Phew, where to begin? Just what is the connection between the labor supply for the seasonal harvest and unsafe meat imports from China? There isn't any.

And if there is a genuine shortage of agricultural pickers, then send a few dozen ICE agents to bust some construction sites and scare those illegal workers back to the fields. Many illegal aliens use farm jobs as their employment gateway to the USA, and move on in a few years to more lucrative jobs. That's why agriculture is always squawking that they need more workers.

Furthermore, Washington already provides an unlimited supply of agricultural visas, the H-2A, but growers prefer illegal alien workers which are regarded as more convenient. Rep Tom Tancredo made that point during an interview with Wolf Blitzer on the March 4 Late Edition.
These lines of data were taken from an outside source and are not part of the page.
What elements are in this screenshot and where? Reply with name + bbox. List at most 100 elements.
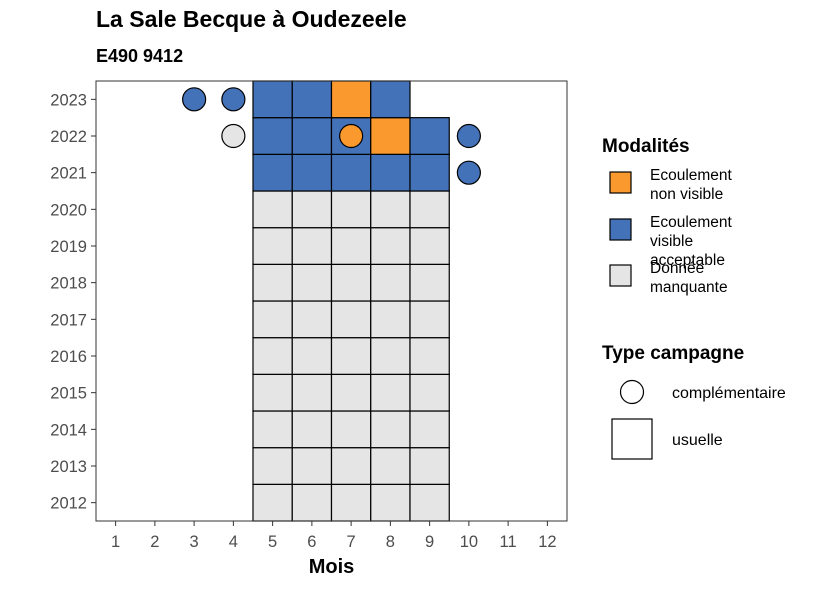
cell-2016-9: [409, 337, 450, 375]
x-tick-label-11: 11: [500, 533, 517, 551]
cell-2013-5: [252, 447, 293, 485]
cell-2019-6: [291, 227, 333, 265]
cell-2023-6: [291, 80, 333, 119]
cell-2023-8: [370, 80, 411, 119]
x-axis-label: Mois: [309, 556, 355, 578]
x-tick-label-9: 9: [425, 533, 434, 551]
cell-2014-5: [252, 410, 293, 449]
x-tick-label-4: 4: [229, 533, 238, 551]
cell-2022-6: [291, 117, 333, 155]
cell-2012-7: [330, 483, 372, 522]
x-tick-label-8: 8: [386, 533, 395, 551]
x-axis: 1 2 3 4 5 6 7 8 9 10 11 12: [111, 521, 557, 551]
y-tick-label-2022: 2022: [50, 128, 87, 146]
cell-2017-6: [291, 300, 333, 339]
cell-2015-7: [330, 373, 372, 412]
legend-campagne-label-0: complémentaire: [672, 385, 786, 402]
cell-2019-5: [252, 227, 293, 265]
legend-label-2-1: manquante: [650, 279, 728, 296]
y-tick-label-2018: 2018: [50, 275, 87, 293]
x-tick-label-6: 6: [307, 533, 316, 551]
cell-2017-8: [370, 300, 411, 339]
x-tick-label-2: 2: [150, 533, 159, 551]
usuelle-cells: [252, 80, 450, 522]
cell-2023-5: [252, 80, 293, 119]
cell-2014-6: [291, 410, 333, 449]
cell-2021-8: [370, 153, 411, 192]
cell-2022-5: [252, 117, 293, 155]
y-tick-label-2020: 2020: [50, 201, 87, 219]
cell-2016-8: [370, 337, 411, 375]
cell-2014-9: [409, 410, 450, 449]
cell-2016-7: [330, 337, 372, 375]
cell-2023-7: [330, 80, 372, 119]
cell-2018-6: [291, 263, 333, 302]
legend-label-0-0: Ecoulement: [650, 167, 733, 184]
cell-2018-5: [252, 263, 293, 302]
cell-2017-7: [330, 300, 372, 339]
y-tick-label-2013: 2013: [50, 458, 87, 476]
legend-type-campagne: Type campagne complémentaire usuelle: [602, 343, 786, 460]
cell-2013-9: [409, 447, 450, 485]
cell-2021-5: [252, 153, 293, 192]
chart-subtitle: E490 9412: [96, 46, 184, 66]
cell-2018-9: [409, 263, 450, 302]
cell-2015-8: [370, 373, 411, 412]
cell-2018-7: [330, 263, 372, 302]
cell-2021-7: [330, 153, 372, 192]
y-tick-label-2021: 2021: [50, 165, 87, 183]
cell-2017-5: [252, 300, 293, 339]
cell-2020-7: [330, 190, 372, 229]
cell-2022-9: [409, 117, 450, 155]
cell-2015-9: [409, 373, 450, 412]
cell-2020-8: [370, 190, 411, 229]
cell-2013-8: [370, 447, 411, 485]
legend-label-1-1: visible: [650, 233, 693, 250]
legend-modalites-title: Modalités: [602, 136, 690, 157]
x-tick-label-7: 7: [347, 533, 356, 551]
y-tick-label-2015: 2015: [50, 385, 87, 403]
cell-2021-6: [291, 153, 333, 192]
legend-label-1-0: Ecoulement: [650, 214, 733, 231]
cell-2012-5: [252, 483, 293, 522]
y-tick-label-2019: 2019: [50, 238, 87, 256]
y-axis: 2012 2013 2014 2015 2016 2017 2018 2019 2020 2021…: [50, 91, 96, 513]
y-tick-label-2014: 2014: [50, 421, 87, 439]
legend-label-2-0: Donnée: [650, 260, 704, 277]
point-2022-10: [456, 123, 481, 149]
x-tick-label-1: 1: [111, 533, 120, 551]
cell-2019-7: [330, 227, 372, 265]
cell-2015-6: [291, 373, 333, 412]
x-tick-label-12: 12: [538, 533, 556, 551]
cell-2016-5: [252, 337, 293, 375]
legend-label-0-1: non visible: [650, 186, 723, 203]
legend-key-0: [609, 171, 632, 194]
cell-2020-5: [252, 190, 293, 229]
cell-2017-9: [409, 300, 450, 339]
cell-2013-6: [291, 447, 333, 485]
point-2023-3: [182, 87, 207, 112]
cell-2014-8: [370, 410, 411, 449]
cell-2019-8: [370, 227, 411, 265]
cell-2021-9: [409, 153, 450, 192]
point-2022-7: [339, 123, 364, 149]
cell-2013-7: [330, 447, 372, 485]
legend-key-2: [609, 264, 632, 287]
cell-2019-9: [409, 227, 450, 265]
cell-2020-6: [291, 190, 333, 229]
legend-modalites: Modalités Ecoulement non visible Ecoulement…: [602, 136, 733, 296]
legend-key-1: [609, 218, 632, 241]
y-tick-label-2023: 2023: [50, 91, 87, 109]
x-tick-label-3: 3: [190, 533, 199, 551]
cell-2018-8: [370, 263, 411, 302]
point-2023-4: [221, 87, 246, 112]
cell-2012-9: [409, 483, 450, 522]
y-tick-label-2016: 2016: [50, 348, 87, 366]
panel-border: [95, 80, 568, 522]
legend-campagne-label-1: usuelle: [672, 432, 723, 449]
cell-2022-8: [370, 117, 411, 155]
cell-2012-6: [291, 483, 333, 522]
legend-campagne-title: Type campagne: [602, 343, 744, 364]
y-tick-label-2012: 2012: [50, 495, 87, 513]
TANCREDO: In terms of visas, Wolf, do you realize — and I don't know whether the President realizes this, but let's talk about H-2A visas which are the kind that allowed for people to come in and do agricultural work. There are no limits on those visas. You can have as many as you want.

People don't use them because, of course, there are restrictions in terms of pay, in terms of providing some sort of housing, in terms of providing some sort of health care. So they would rather use illegal immigrants.

In the 1850s, slave-owners in the South complained that they couldn't possibly give up their free labor, asking "Who will pick the cotton?" Today's agricultural interests make the same flawed argument.